Manchester by the Sea

Manchester by the Sea

MPAA Rating: R | Rating: ★★★★
Release year: 2016
Genre: Drama Director: Kenneth Lonergan

Manchester by the Sea joins the ranks of Grave of the Fireflies and Make Way for Tomorrow as one of the saddest films I’ve seen. Its sadness is its strength as it emphasizes the ordinariness of grief, never shifting into melodrama to earn its tears. Its central character Lee, portrayed with a remarkable intensity by Casey Affleck, is a man acquainted with sorrows, carrying his grief around like an invisible backpack full of bricks. Affleck’s performance centers not on the eyes or Lee’s words, but on his hands and posture. Whether those hands are straining on a fishing line, shoveling snow from a sidewalk, turning a wrench on a pipe, punching a person in the face, shaking from the shock of horrific news, or stuffed into pockets, its Lee’s palms and digits which are his primary form of emotional communication, a sort of “tell” revealing Lee’s deep sense of shame and self-deprecation.

Upon learning of the sudden death of his older brother Joe (Kyle Chandler), Lee is compelled to return to his former home of Manchester to take care of the arrangements. Forced to be the guardian of his now-orphaned nephew Patrick (Lucas Hedges), Lee walks a fine line between being a responsible adult and an unstable presence in Patrick’s life. In the wake of his brother’s death, the primary conflict becomes, will Lee stay in Manchester, or will he leave again? Haunted by another tragedy in the past which has left him in a self-isolated purgatory, Lee cannot seem to bring himself to a place of healing. Even while being present in his hometown, he remains distant and aloof. Patrick serves as Lee’s foil, a sarcastic and light-hearted teenager who seems to handle the death of Joe with a surprising maturity. There is a good deal of humor through their interactions, a pleasant relief in what would otherwise be an overwhelmingly doleful film.

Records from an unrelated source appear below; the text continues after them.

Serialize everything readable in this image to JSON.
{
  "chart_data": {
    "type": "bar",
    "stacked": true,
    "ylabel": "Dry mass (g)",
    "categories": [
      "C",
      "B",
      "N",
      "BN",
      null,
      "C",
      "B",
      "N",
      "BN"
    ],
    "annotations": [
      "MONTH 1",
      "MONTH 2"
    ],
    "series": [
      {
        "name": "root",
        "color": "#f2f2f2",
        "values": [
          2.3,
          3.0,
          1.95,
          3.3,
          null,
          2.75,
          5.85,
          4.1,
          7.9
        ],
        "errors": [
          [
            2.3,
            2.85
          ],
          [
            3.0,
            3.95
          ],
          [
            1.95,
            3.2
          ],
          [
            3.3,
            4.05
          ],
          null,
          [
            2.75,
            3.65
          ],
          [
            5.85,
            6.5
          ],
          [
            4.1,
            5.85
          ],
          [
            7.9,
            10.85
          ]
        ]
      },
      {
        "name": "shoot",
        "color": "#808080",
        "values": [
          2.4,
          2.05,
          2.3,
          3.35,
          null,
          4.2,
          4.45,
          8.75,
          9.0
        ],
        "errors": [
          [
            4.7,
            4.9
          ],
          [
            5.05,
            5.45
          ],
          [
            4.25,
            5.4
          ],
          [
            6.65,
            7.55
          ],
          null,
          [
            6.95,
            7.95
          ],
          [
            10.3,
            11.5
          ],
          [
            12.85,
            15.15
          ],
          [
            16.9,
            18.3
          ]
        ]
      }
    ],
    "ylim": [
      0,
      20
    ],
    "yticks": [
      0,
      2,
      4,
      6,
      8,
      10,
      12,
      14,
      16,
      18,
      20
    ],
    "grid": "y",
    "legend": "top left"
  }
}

The most remarkable moment–the Big Scene–in Manchester by the Sea occurs about 2/3 into the film as Lee has a conversation with Randi, masterfully portrayed by Michelle Williams. Without spoiling the content of the dialogue, I have to confess that I’ve never seen quite as raw or emotional of a conversation played out in cinema. It never feels melodramatic, nor does it offer a sense of catharsis; it’s just a heart-wrenching can’t-look-away punch to the affective stomach. I heard quiet sniffles throughout my theater, then noticed that my own nose was running, tears streaming down my cheeks. I hadn’t even noticed I was crying; the scene discretely devastated me. Williams’ ever-so-brief performance in Manchester by the Sea will almost certainly obtain a plethora of well-deserved award nominations and wins–she’s a remarkable young actress who serves as the brief picture of unobtainable hope for both Lee and the audience.

Through the subtle, complex script and direction of Kenneth Lonergan, as well as the grey-and-blue environment of the titular coastal town, Manchester by the Sea offers a meditation on what it means to continue to live when the best parts of you feel dead, and how when in the grip of grief, it can sometimes be hard to let go. Frederick Buechner once wrote this about the spirituality of tears: “Whenever you find tears in your eyes, especially unexpected tears, it is well to pay closest attention…. More often than not God is speaking to you through them of the mystery of where you have come from and is summoning you to where, if your soul is to be saved, you should go next.” Manchester by the Sea explores this tearful spiritual journey with pathos, authenticity, and perhaps a sense of gloomy grace.